"By Jenkins!" muttered Venning; and the two knitted their brows as they peered down into the shadows, for the branch certainly was moving, and moving away as if it meant to part company with the trunk. Their glances ran along the branch outwards, and then their eyes suddenly dilated, and their bodies stiffened.
So they stood like images, their hands clasping a branch, their heads thrust forward, and their eyes staring. On the same level with their heads and about twelve feet off was the head of that moving "branch," square-nosed, wedge-shaped, with the line of the jaws running right round to the broad part under the eyes, and a black- forked tongue flickering through an opening beneath the nostrils, It was the fixed stare of the lidless eyes, and the rigid position of the grim head poised in mid air on a neck that began like the muscular wrist of an athlete, thickening to where it was anchored on a branch three feet away to the size of an athlete's leg. And while the head, with the three feet of neck remained rigid, the body was gliding out and up, finding an anchorage in the forks of the tree on a level with the head, in readiness for the attack.

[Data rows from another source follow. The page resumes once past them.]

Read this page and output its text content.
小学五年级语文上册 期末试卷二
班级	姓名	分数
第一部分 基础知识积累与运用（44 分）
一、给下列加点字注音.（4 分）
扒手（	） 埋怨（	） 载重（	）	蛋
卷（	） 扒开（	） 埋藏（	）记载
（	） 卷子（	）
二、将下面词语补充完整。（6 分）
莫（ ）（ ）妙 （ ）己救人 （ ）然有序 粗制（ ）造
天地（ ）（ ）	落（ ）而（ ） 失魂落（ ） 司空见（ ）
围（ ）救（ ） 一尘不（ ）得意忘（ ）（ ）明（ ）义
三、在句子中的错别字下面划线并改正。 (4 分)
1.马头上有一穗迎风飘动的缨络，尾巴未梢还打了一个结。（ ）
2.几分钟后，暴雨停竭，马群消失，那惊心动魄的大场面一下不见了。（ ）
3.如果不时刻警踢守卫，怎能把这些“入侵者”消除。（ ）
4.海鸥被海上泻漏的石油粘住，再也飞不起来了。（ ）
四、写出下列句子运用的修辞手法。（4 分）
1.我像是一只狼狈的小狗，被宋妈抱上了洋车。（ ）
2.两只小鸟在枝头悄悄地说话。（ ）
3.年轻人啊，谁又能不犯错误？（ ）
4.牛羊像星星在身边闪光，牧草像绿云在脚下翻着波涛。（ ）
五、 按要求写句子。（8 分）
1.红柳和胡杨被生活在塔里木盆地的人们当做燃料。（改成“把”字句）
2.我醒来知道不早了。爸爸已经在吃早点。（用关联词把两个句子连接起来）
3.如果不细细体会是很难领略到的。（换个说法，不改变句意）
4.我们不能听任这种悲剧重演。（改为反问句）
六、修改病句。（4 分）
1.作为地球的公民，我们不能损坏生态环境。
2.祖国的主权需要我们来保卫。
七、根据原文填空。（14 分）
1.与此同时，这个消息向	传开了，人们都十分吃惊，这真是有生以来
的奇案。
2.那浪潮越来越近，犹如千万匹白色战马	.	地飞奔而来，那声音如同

With an effort they drew their eyes away from that cold glance that held them almost paralyzed and glanced down. Beyond, the light branches shook as the huge coils passed over them. Such coils! As they moved into the sunlight they saw the glitter of the scales and the ridges of the muscles, and the movement was like the movement of several serpents instead of one.
Venning looked again at the motionless head. "When it has gathered its length behind and above its head," he said slowly, "it will strike."
"And you dropped the guns!"
"No one can stare a snake out—no one," said Venning; and his eyes were fixed.
"How far can it strike?"
"It has no lids to its eyes. It just looks and looks. Compton!"
Compton took Venning by the arm and shook him. "Come on," he cried.
"What are we standing here for?"
But as he spoke his eyes went up involuntarily, and his pupils expanded.